I have a secret preference for the major post-Biblical holidays: Purim, Chanukah, and Tisha b’Av – these are the holidays that most touch my heart. The Biblical festivals were declared by Hashem, but the post-Biblical holiday have a special connection with us because they have human (very human) fingerprints on them.
And today is a happy day as well because in the secular Gregorian calendar, it is New Year’s Day.
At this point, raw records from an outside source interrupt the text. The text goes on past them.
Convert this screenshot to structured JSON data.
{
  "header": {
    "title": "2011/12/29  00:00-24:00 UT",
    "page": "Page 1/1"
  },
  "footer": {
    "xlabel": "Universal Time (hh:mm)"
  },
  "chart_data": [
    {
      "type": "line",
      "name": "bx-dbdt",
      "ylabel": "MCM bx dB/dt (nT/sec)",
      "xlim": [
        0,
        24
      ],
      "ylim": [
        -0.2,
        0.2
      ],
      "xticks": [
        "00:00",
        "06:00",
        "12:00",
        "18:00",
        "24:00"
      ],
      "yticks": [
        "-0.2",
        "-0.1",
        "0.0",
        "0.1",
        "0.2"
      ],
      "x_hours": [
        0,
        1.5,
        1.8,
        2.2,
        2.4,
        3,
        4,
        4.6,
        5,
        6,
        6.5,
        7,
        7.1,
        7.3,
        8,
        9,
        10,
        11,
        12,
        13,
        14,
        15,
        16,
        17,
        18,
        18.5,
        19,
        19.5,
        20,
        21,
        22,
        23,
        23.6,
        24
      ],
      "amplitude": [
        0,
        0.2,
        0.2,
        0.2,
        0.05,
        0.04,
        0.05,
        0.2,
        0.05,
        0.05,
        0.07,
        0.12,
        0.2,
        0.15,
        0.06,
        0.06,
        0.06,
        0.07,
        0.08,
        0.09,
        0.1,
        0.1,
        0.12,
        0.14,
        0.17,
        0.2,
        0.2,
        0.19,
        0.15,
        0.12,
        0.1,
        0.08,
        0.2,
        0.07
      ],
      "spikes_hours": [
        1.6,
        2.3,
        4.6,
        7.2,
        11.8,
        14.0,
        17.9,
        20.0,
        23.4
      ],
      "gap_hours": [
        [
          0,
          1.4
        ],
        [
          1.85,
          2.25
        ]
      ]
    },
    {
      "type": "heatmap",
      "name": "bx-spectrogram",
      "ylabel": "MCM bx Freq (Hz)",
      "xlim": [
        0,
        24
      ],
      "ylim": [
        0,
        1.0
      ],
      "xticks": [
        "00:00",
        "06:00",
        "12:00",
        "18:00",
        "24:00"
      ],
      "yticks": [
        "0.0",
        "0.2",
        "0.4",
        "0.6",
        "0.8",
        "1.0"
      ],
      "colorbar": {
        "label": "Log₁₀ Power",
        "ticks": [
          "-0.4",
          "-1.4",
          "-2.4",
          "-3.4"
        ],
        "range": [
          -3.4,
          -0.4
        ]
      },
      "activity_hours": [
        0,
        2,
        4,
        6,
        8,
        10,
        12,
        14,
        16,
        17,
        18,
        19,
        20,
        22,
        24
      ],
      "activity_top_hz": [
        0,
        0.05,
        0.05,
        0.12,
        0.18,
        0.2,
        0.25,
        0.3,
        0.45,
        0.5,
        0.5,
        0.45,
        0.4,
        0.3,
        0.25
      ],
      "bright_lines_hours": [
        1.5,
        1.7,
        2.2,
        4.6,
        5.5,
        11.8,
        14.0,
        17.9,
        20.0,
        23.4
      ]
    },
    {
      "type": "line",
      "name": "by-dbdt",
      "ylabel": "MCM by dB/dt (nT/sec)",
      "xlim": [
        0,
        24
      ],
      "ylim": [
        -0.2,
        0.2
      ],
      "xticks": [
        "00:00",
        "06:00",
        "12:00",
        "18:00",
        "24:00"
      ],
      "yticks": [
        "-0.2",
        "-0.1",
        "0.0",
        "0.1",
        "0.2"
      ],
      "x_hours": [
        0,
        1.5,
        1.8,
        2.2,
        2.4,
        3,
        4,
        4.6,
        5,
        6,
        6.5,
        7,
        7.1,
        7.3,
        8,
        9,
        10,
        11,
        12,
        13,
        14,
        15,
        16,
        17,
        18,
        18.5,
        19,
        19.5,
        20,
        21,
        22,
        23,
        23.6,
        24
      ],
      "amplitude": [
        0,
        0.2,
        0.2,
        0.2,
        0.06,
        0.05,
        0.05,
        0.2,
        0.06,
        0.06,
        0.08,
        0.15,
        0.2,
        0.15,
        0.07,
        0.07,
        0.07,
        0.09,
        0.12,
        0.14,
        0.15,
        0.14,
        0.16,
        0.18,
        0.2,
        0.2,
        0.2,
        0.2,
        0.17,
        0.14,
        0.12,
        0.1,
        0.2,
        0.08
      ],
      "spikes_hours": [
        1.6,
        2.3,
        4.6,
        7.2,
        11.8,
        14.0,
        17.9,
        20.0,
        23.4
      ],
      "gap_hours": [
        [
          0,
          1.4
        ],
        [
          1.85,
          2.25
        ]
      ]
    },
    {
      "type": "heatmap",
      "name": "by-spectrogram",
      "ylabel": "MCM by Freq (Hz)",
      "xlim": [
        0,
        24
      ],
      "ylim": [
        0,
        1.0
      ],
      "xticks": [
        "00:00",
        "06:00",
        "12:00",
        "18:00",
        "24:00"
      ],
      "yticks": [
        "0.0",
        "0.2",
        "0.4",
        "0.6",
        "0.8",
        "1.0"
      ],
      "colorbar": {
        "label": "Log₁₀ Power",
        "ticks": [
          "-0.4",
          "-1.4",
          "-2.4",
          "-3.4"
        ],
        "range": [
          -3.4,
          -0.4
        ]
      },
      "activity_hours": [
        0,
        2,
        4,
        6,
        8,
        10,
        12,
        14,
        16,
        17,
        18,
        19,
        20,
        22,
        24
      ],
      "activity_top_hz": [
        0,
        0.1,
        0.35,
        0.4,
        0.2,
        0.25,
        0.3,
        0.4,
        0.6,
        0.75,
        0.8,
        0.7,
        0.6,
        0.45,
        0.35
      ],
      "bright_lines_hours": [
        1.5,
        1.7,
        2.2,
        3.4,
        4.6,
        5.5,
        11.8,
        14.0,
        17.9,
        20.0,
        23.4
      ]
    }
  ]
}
In my mind, this is a day for hearing Strauss-family waltzes, watching the Rose parade (how improbable at this time of year – ah Pasadena), and watching really good football games (part of a glut of games making up for all those college games we lost on Saturdays in Fall).
And 2009 brings new promise with it as well – in the United States we are about to have a new President – and we are both hopeful and anxious about what his administration will bring.
What a happy time this is – so optimistic, to celebrate one of our most fun and joyous festivals, Purim, through study-seder of Sefer Ha-Bloggadah. (As an aside, I’d like to recommend Adele Berlin’s commentary on the Book of Esther in the JPS Commentary series – it is accessible and compelling and a nice scholarly take on the book of Esther, in which she convincingly argues for a comedic reading of Esther.)
This portion of the Sefer ha-Aggada deals with particularly nasty slander by Haman against the Jews to Ahasuerus. He takes particular delight in denouncing the Jewish festivals. But there is a response:
"Beside, 'their laws are diverse from those of every people' [Esther 3:8]--they do not eat with us, drink with us, or intermarry with us. 'Neither keep they the king's laws' [ibid.]--they spend the entire year dawdling and lolling about. They say, 'It is the Sabbath, it is a festival,' and thus get out of doing the king's work." Haman then proceeded to reckon the Jewish festivals: the Feast of Unleavened Bread, Feast of Weeks, Feast of Tabernacles, New Year's Day, and the Fast of Atonement. At that, the Holy One said to Haman, "Villain, you would cast an evil eye on their festivals? I will cause you to fall down before them, and to celebrate your downfall they will add still another festival."
Let us remember, when we are in the darkness, that darkness is the seed of sunrise, and that through the wisdom of the Aibishter (the One above), our darkest moments lead to our happiest festivals.